A qualche giorno dal rilascio della prima fotografia ufficiale, ecco il primo video della Bristol Bullet e con tanto di meritato sound del motore.

La barchetta britannica, erede di uno storico brand che iniziò l’avventura automobilistica relativamente tardi (nel 1946), ha in realtà un’eredità storica ben più importante: i trascorsi della Bristol si confondono con l’inizio dell’industria meccanica inglese, oltre 150 anni fa. Bristol, dopo essersi creata una fama nel settore del trasporto tranviario, si dedicò all’aeronautica diventando uno dei protagonisti dell’ascesa dei velivoli britannici nei cieli. Dagli Anni 80, in omaggio alla tradizione aeronautica, le automobili Bristol sono denominate come gli storici aerei Bristol.
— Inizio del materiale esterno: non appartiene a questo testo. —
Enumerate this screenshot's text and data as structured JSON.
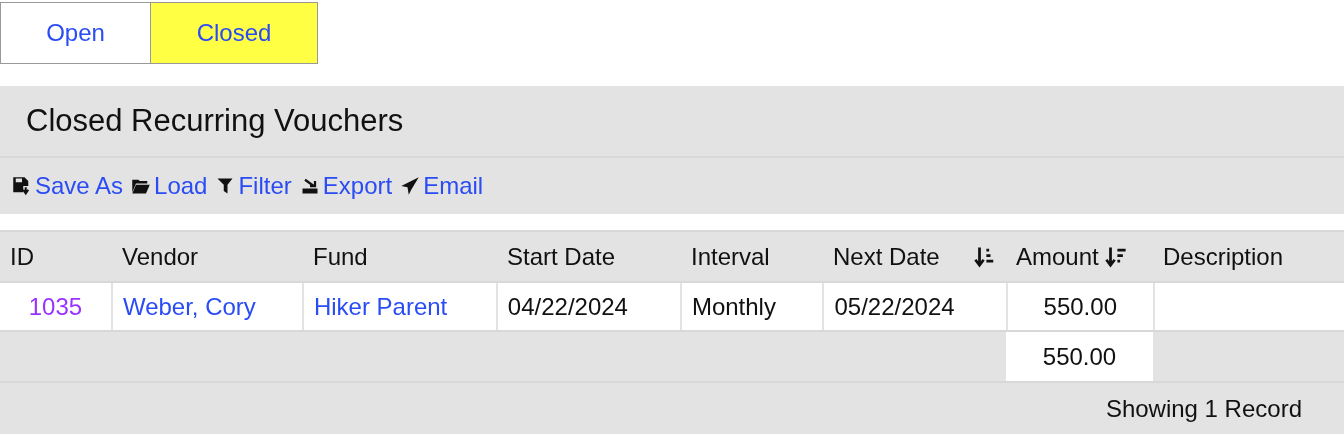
{
  "tabs": [
    {
      "label": "Open",
      "selected": false
    },
    {
      "label": "Closed",
      "selected": true
    }
  ],
  "title": "Closed Recurring Vouchers",
  "toolbar": [
    {
      "kind": "save",
      "label": "Save As"
    },
    {
      "kind": "load",
      "label": "Load"
    },
    {
      "kind": "filter",
      "label": "Filter"
    },
    {
      "kind": "export",
      "label": "Export"
    },
    {
      "kind": "email",
      "label": "Email"
    }
  ],
  "table": {
    "columns": [
      {
        "label": "ID"
      },
      {
        "label": "Vendor"
      },
      {
        "label": "Fund"
      },
      {
        "label": "Start Date"
      },
      {
        "label": "Interval"
      },
      {
        "label": "Next Date",
        "sorted": true,
        "descending": false
      },
      {
        "label": "Amount",
        "sorted": true,
        "descending": true
      },
      {
        "label": "Description"
      }
    ],
    "rows": [
      [
        {
          "kind": "visited",
          "text": "1035"
        },
        {
          "kind": "link",
          "text": "Weber, Cory"
        },
        {
          "kind": "link",
          "text": "Hiker Parent"
        },
        {
          "kind": "text",
          "text": "04/22/2024"
        },
        {
          "kind": "text",
          "text": "Monthly"
        },
        {
          "kind": "text",
          "text": "05/22/2024"
        },
        {
          "kind": "number",
          "text": "550.00"
        },
        {
          "kind": "empty"
        }
      ]
    ],
    "total": "550.00"
  },
  "status": "Showing 1 Record"
}
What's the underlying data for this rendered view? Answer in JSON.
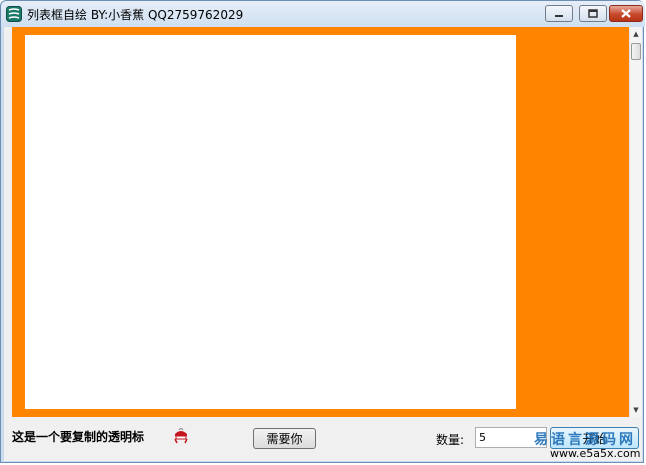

La Bullet monta un sagace 8 cilindri a V aspirato da 4,8 litri, denominato Hercules. Quest’unità motrice, in realtà di derivazione BMW, fornisce 370 Cv di potenza massima, che vanno rapportati a un peso di poco superiore a 1.100 kg grazie all’esteso utilizzo di carbonio.

Secondo la Casa Madre vola sullo 0-100 in appena 3″8 e tocca 250 orari autolimitati.

PREZZO, PRODUZIONE

La Bristol Bullet, che festeggia 70 anni dall’inizio della produzione automobilistica dell’azienda, sarà prodotta in soli 70 esemplari, al prezzo di 250.000 Sterline (296.000 Euro).